Творчество есть процесс, а не единичный акт, и этот процесс, по мнению Хлебникова, вовсе не обязательно подразумевает единоличность. Пример тому — сотрудничество с Кручёных. Поскольку соавторами они бывали неоднократно, удивляться тому, что Хлебников уведомляет Кручёных о его праве вносить изменения в присылаемый текст (СП V: 298), не приходится.26 Хлебников не только сам переработал свои произведения, но и позволял это делать другим. То, что кому-то представляется небрежным обращением с рукописями, на поверку может оказаться осознанным и вполне приемлемым подходом к творческому процессу.

II
Именно динамичность творческого процесса Хлебникова способствовала пониманию его поэзии как „одного бесконечного стихотворения”27 или „огромной фрески, непрерывно создаваемой”.28 Дело в том, что, помимо разрастания дорабатываемого произведения в набор самостоятельных вариантов, излюбленным приёмом Хлебникова были вариации на одну и ту же тему.
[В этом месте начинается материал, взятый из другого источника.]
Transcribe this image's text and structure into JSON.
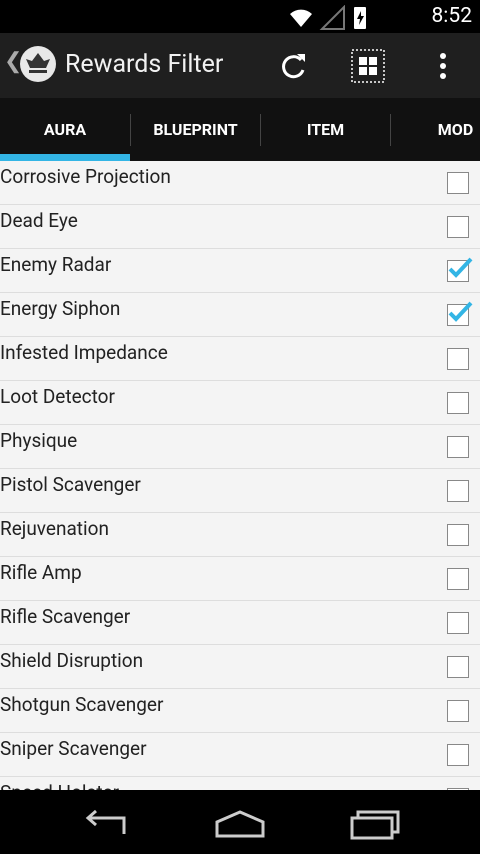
{
  "status_bar": {
    "time": "8:52"
  },
  "action_bar": {
    "title": "Rewards Filter",
    "icons": [
      "up-arrow-icon",
      "app-logo-icon",
      "refresh-icon",
      "select-all-icon",
      "overflow-menu-icon"
    ]
  },
  "tabs": [
    {
      "label": "AURA",
      "selected": true
    },
    {
      "label": "BLUEPRINT",
      "selected": false
    },
    {
      "label": "ITEM",
      "selected": false
    },
    {
      "label": "MOD",
      "selected": false
    }
  ],
  "items": [
    {
      "label": "Corrosive Projection",
      "checked": false
    },
    {
      "label": "Dead Eye",
      "checked": false
    },
    {
      "label": "Enemy Radar",
      "checked": true
    },
    {
      "label": "Energy Siphon",
      "checked": true
    },
    {
      "label": "Infested Impedance",
      "checked": false
    },
    {
      "label": "Loot Detector",
      "checked": false
    },
    {
      "label": "Physique",
      "checked": false
    },
    {
      "label": "Pistol Scavenger",
      "checked": false
    },
    {
      "label": "Rejuvenation",
      "checked": false
    },
    {
      "label": "Rifle Amp",
      "checked": false
    },
    {
      "label": "Rifle Scavenger",
      "checked": false
    },
    {
      "label": "Shield Disruption",
      "checked": false
    },
    {
      "label": "Shotgun Scavenger",
      "checked": false
    },
    {
      "label": "Sniper Scavenger",
      "checked": false
    },
    {
      "label": "Speed Holster",
      "checked": false
    }
  ],
  "colors": {
    "accent": "#33b5e5",
    "action_bar": "#1f1f1f",
    "list_bg": "#f4f4f4"
  },
  "nav_bar": {
    "icons": [
      "back-icon",
      "home-icon",
      "recents-icon"
    ]
  }
}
Эстетический принцип, которым, по-видимому, он руководствовался, таков: на одном уровне отдельные произведения допустимо рассматривать как самостоятельные, на другом — поскольку творческий процесс, их порождающий, динамичен — они взаимодействуют с другими отдельностями, которые, в свою очередь, ещё с кем-то и так далее. Такой “символ веры” находит свой критический отклик в “открытом подходе”, обсуждавшемся ранее.29 Роналд Вроон полагает, что

‹...› всё творчество поэта представляет собой целостный комплекс, где любое отдельно взятое произведение заключает в себе множество других. Если рассматривать таковые порознь, они могут показаться фрагментарными или композиционно беспорядочными, но когда эти фрагменты сомкнуты с другими, они образуют единое целое.30

Поэтому-то у Хлебникова столь многочисленны циклы или “созвездия”. Поэт как бы тяготел к этой форме в силу естественного влечения. Более того, это влечение, похоже, было осознанным.31

Неверно думать, будто Хлебников был принципиально против использования традиционных жанровых индикаторов или не имел склонности экспериментировать с некоторыми редкими жанрами.32 Очевидно другое: настойчивое стремление поэта вырваться за рамки прописных ограничений ради собственного понимания задач литературы. Направление, которое избрал Хлебников, — композиционная форма, названная им сверхповестью (заповестью) — тот же цикл, но единственный в своём роде по разнообразию используемых приёмов.33 Хлебников замыкает различные тексты — иногда в смеси форм (стихи, проза, драма) — в рамки единой структуры. Каждый текст сохраняет самовитость, но в то же время тяготеет к смежным, создавая впечатление взаимосвязанности. Хлебников, надо полагать, искал подходы к форме сверхповести ещё на заре русского футуризма. В письме Каменскому (август 1909) читаем:


Задумал сложное произведение «Поперёк времени», где права логики времени и пространства нарушались бы столько раз, сколько пьяница в час прикладывается к рюмке. Каждая глава должна не походить на другую. При этом с щедростью нищего хочу бросить на палитру все свои краски и открытья, а они каждое властны только над одной главой ‹...›.
НП: 358

Слова о нарушении прав логики времени и пространства наводят на мысль, что Хлебников предполагал некое формальное новшество применительно к собственным изысканиям способов преодоления временны́х барьеров. Именно такое преодоление налицо в «Детях Выдры», где нимало не совпадающие во времени (и пространстве) Ганнибал, Разин и Коперник мирно беседуют на острове Хлебникова. Вопросы времени и законов, которые, по мнению поэта, управляют им, без околичностей поставлены в «Зангези», кульминационной сверхповести Хлебникова.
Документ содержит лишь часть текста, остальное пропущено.